Somehow in the last few months I’d missed the serious update of Michael Schmidt’s Eureqa package for symbolic regression. Now available for Windows, Linux and Mac platforms, and featuring a very nice cloud integration for additional processing, this looks like a ground-breaker for usability and understandability in Symbolic Regression applications.
Here’s an introduction video. Michael does a much better job explaining it succinctly than I’ve seen before:
Interestingly, I stumbled across Michael’s update because I was writing to Cosma Shalizi, fishing for feedback from the Very Important Thinkers attending the Ockham’s Razor Workshop regarding (modern, multi-objective) symbolic regression of the style Michael’s project embodies. A lot of these same notions of Pareto Symbolic Regression were developed originally by Mark Kotanchek, Katya Vladislavleva and Guido Smits from Dow Chemical and Evolved Analytics, recently released in DataModeler for Mathematica.

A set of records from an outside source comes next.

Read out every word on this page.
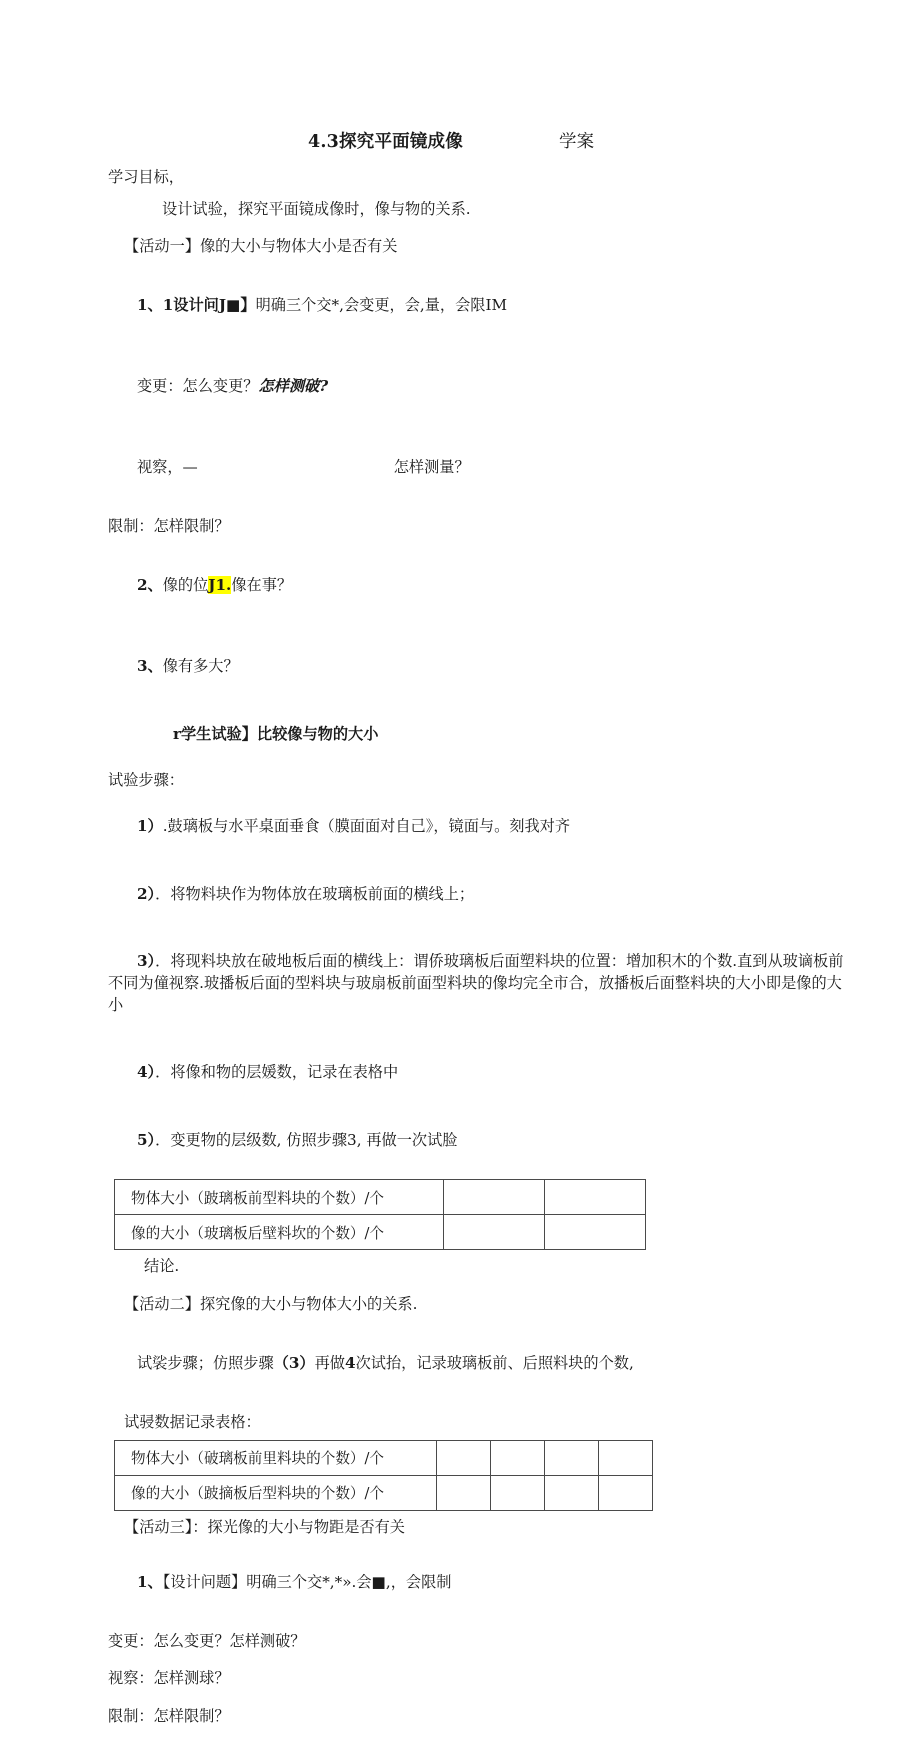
4.3探究平面镜成像	学案

学习目标，

设计试验，探究平面镜成像时，像与物的关系.

【活动一】像的大小与物体大小是否有关

1、1设计问J■】明确三个交*,会变更，会,量，会限IM

变更：怎么变更？怎样测破?

视察，—	怎样测量？

限制：怎样限制？

2、像的位J1.像在事？

3、像有多大？

r学生试验】比较像与物的大小

试验步骤：

1）.鼓璃板与水平桌面垂食（膜面面对自己》，镜面与。刻我对齐

2）．将物料块作为物体放在玻璃板前面的横线上；

3）．将现料块放在破地板后面的横线上：谓侨玻璃板后面塑料块的位置：增加积木的个数.直到从玻谪板前不同为僮视察.玻播板后面的型料块与玻扇板前面型料块的像均完全市合，放播板后面整料块的大小即是像的大小

4）．将像和物的层媛数，记录在表格中

5）．变更物的层级数, 仿照步骤3, 再做一次试脸

物体大小（跛璃板前型料块的个数）/个		
像的大小（玻璃板后壁料坎的个数）/个		

结论.

【活动二】探究像的大小与物体大小的关系.

试裟步骤；仿照步骤（3）再做4次试抬，记录玻璃板前、后照料块的个数,

试骎数据记录表格：

物体大小（破璃板前里料块的个数）/个				
像的大小（跛摘板后型料块的个数）/个				

【活动三】：探光像的大小与物距是否有关

1、【设计问题】明确三个交*,*».会■,，会限制

变更：怎么变更？怎样测破？

视察：怎样测球？

限制：怎样限制？
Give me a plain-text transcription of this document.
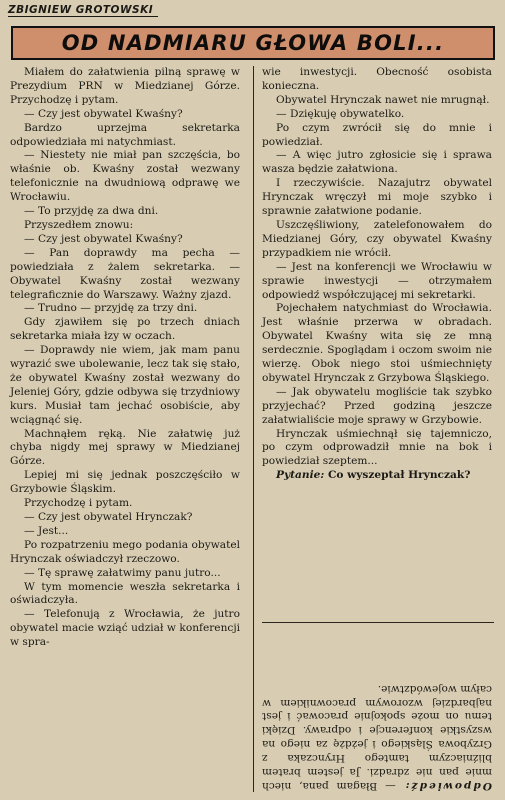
ZBIGNIEW GROTOWSKI
OD NADMIARU GŁOWA BOLI...

Miałem do załatwienia pilną sprawę w Prezydium PRN w Miedzianej Górze. Przychodzę i pytam.

— Czy jest obywatel Kwaśny?

Bardzo uprzejma sekretarka odpowiedziała mi natychmiast.

— Niestety nie miał pan szczęścia, bo właśnie ob. Kwaśny został wezwany telefonicznie na dwudniową odprawę we Wrocławiu.

— To przyjdę za dwa dni.

Przyszedłem znowu:

— Czy jest obywatel Kwaśny?

— Pan doprawdy ma pecha — powiedziała z żalem sekretarka. — Obywatel Kwaśny został wezwany telegraficznie do Warszawy. Ważny zjazd.

— Trudno — przyjdę za trzy dni.

Gdy zjawiłem się po trzech dniach sekretarka miała łzy w oczach.

— Doprawdy nie wiem, jak mam panu wyrazić swe ubolewanie, lecz tak się stało, że obywatel Kwaśny został wezwany do Jeleniej Góry, gdzie odbywa się trzydniowy kurs. Musiał tam jechać osobiście, aby wciągnąć się.

Machnąłem ręką. Nie załatwię już chyba nigdy mej sprawy w Miedzianej Górze.

Lepiej mi się jednak poszczęściło w Grzybowie Śląskim.

Przychodzę i pytam.

— Czy jest obywatel Hrynczak?

— Jest...

Po rozpatrzeniu mego podania obywatel Hrynczak oświadczył rzeczowo.

— Tę sprawę załatwimy panu jutro...

W tym momencie weszła sekretarka i oświadczyła.

— Telefonują z Wrocławia, że jutro obywatel macie wziąć udział w konferencji w spra-

wie inwestycji. Obecność osobista konieczna.

Obywatel Hrynczak nawet nie mrugnął.

— Dziękuję obywatelko.

Po czym zwrócił się do mnie i powiedział.

— A więc jutro zgłosicie się i sprawa wasza będzie załatwiona.

I rzeczywiście. Nazajutrz obywatel Hrynczak wręczył mi moje szybko i sprawnie załatwione podanie.

Uszczęśliwiony, zatelefonowałem do Miedzianej Góry, czy obywatel Kwaśny przypadkiem nie wrócił.

— Jest na konferencji we Wrocławiu w sprawie inwestycji — otrzymałem odpowiedź współczującej mi sekretarki.

Pojechałem natychmiast do Wrocławia. Jest właśnie przerwa w obradach. Obywatel Kwaśny wita się ze mną serdecznie. Spoglądam i oczom swoim nie wierzę. Obok niego stoi uśmiechnięty obywatel Hrynczak z Grzybowa Śląskiego.

— Jak obywatelu mogliście tak szybko przyjechać? Przed godziną jeszcze załatwialiście moje sprawy w Grzybowie.

Hrynczak uśmiechnął się tajemniczo, po czym odprowadził mnie na bok i powiedział szeptem...

Pytanie: Co wyszeptał Hrynczak?

Odpowiedź: — Błagam pana, niech mnie pan nie zdradzi. Ja jestem bratem bliźniaczym tamtego Hrynczaka z Grzybowa Śląskiego i jeżdżę za niego na wszystkie konferencje i odprawy. Dzięki temu on może spokojnie pracować i jest najbardziej wzorowym pracownikiem w całym województwie.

It’s fascinating to me how little professional attention crosses in either direction between the machine learning/statistical theory folks and genetic programming folks. Important work in both fields is essentially invisible across that divide. As the years go by the dichotomy is getting somehow deeper, to the point where I expect they’re just going to run into one another headed the other way, when they both circumnavigate the network of All Possible Approaches to Science and Engineering in their rush apart….
Note, as clarification: I am not including any chapters on symbolic regression in the book. Symbolic regression is an amazing and rapidly maturing field, and I count it pretty much “done” with the release of DataModeler and Formulize. From here on, it’s a field in its own right, not least because the tricks and techniques useful in addressing quantitative modeling projects like these are quite different from the qualitative and structural modeling projects we’re doing in the book.
Still, download and play with Eurequa II, and see what you can understand.